SHARE
Kenali 3 Jenis Margin Dan Cara Menghitungnya
Rizky Amelia
Margin merupakan faktor penting yang harus dipahami selaku pelaku bisnis kuliner. Hal tersebut tidak hanya menampilkan angka saja, melainkan mencerminkan kesehatan finansial dan strategi bisnis yang diterapkan pada bisnis kuliner kamu.
Di artikel ini akan membahas secara mendalam mengenai margin, jenis-jenisnya, fungsinya, dan bagaimana cara menghitungnya.
Definisi Margin
Secara umum, margin adalah selisih antara biaya produksi dan harga jual suatu produk.
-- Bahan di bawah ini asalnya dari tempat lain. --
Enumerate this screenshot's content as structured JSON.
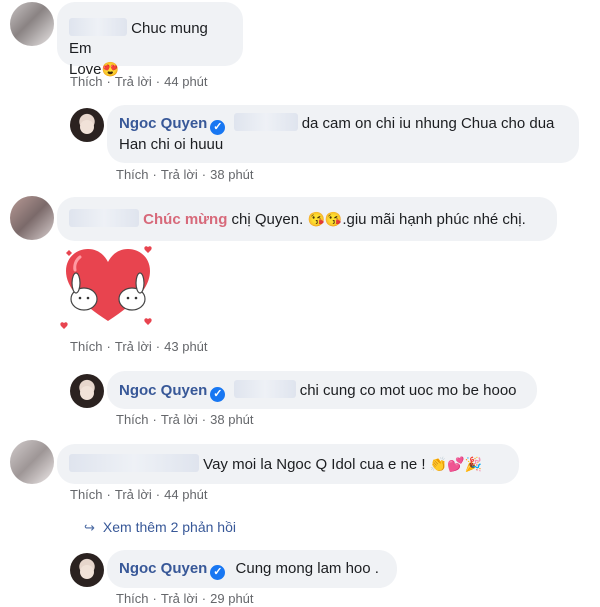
{
  "comments": [
    {
      "text_lines": [
        "Chuc mung Em",
        "Love"
      ],
      "emoji": "😍",
      "actions": {
        "like": "Thích",
        "reply": "Trả lời",
        "time": "44 phút"
      }
    },
    {
      "author": "Ngoc Quyen",
      "text_lines": [
        "da cam on chi iu nhung Chua cho dua",
        "Han chi oi huuu"
      ],
      "actions": {
        "like": "Thích",
        "reply": "Trả lời",
        "time": "38 phút"
      }
    },
    {
      "highlight": "Chúc mừng",
      "text_a": "chị Quyen.",
      "emoji": "😘😘",
      "text_b": ".giu mãi hạnh phúc nhé chị.",
      "actions": {
        "like": "Thích",
        "reply": "Trả lời",
        "time": "43 phút"
      }
    },
    {
      "author": "Ngoc Quyen",
      "text": "chi cung co mot uoc mo be hooo",
      "actions": {
        "like": "Thích",
        "reply": "Trả lời",
        "time": "38 phút"
      }
    },
    {
      "text": "Vay moi la Ngoc Q Idol cua e ne !",
      "emoji": "👏💕🎉",
      "actions": {
        "like": "Thích",
        "reply": "Trả lời",
        "time": "44 phút"
      }
    },
    {
      "author": "Ngoc Quyen",
      "text": "Cung mong lam hoo .",
      "actions": {
        "like": "Thích",
        "reply": "Trả lời",
        "time": "29 phút"
      }
    }
  ],
  "view_more": "Xem thêm 2 phản hồi",
  "icons": {
    "verified": "verified-badge-icon",
    "reply_arrow": "reply-arrow-icon"
  },
  "colors": {
    "name": "#385898",
    "bubble": "#f0f2f5",
    "meta": "#65676b",
    "highlight": "#d7697a"
  }
}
Dalam konteks bisnis kuliner, hal ini menggambarkan seberapa banyak keuntungan yang kamu dapatkan dari penjualan produk bisnismu.
Dengan kata lain, margin bisa membantu kamu untuk memahami seberapa efisien bisnis kuliner dalam mengelola biaya dan menghasilkan keuntungan dari penjualan produk makanan dan minuman.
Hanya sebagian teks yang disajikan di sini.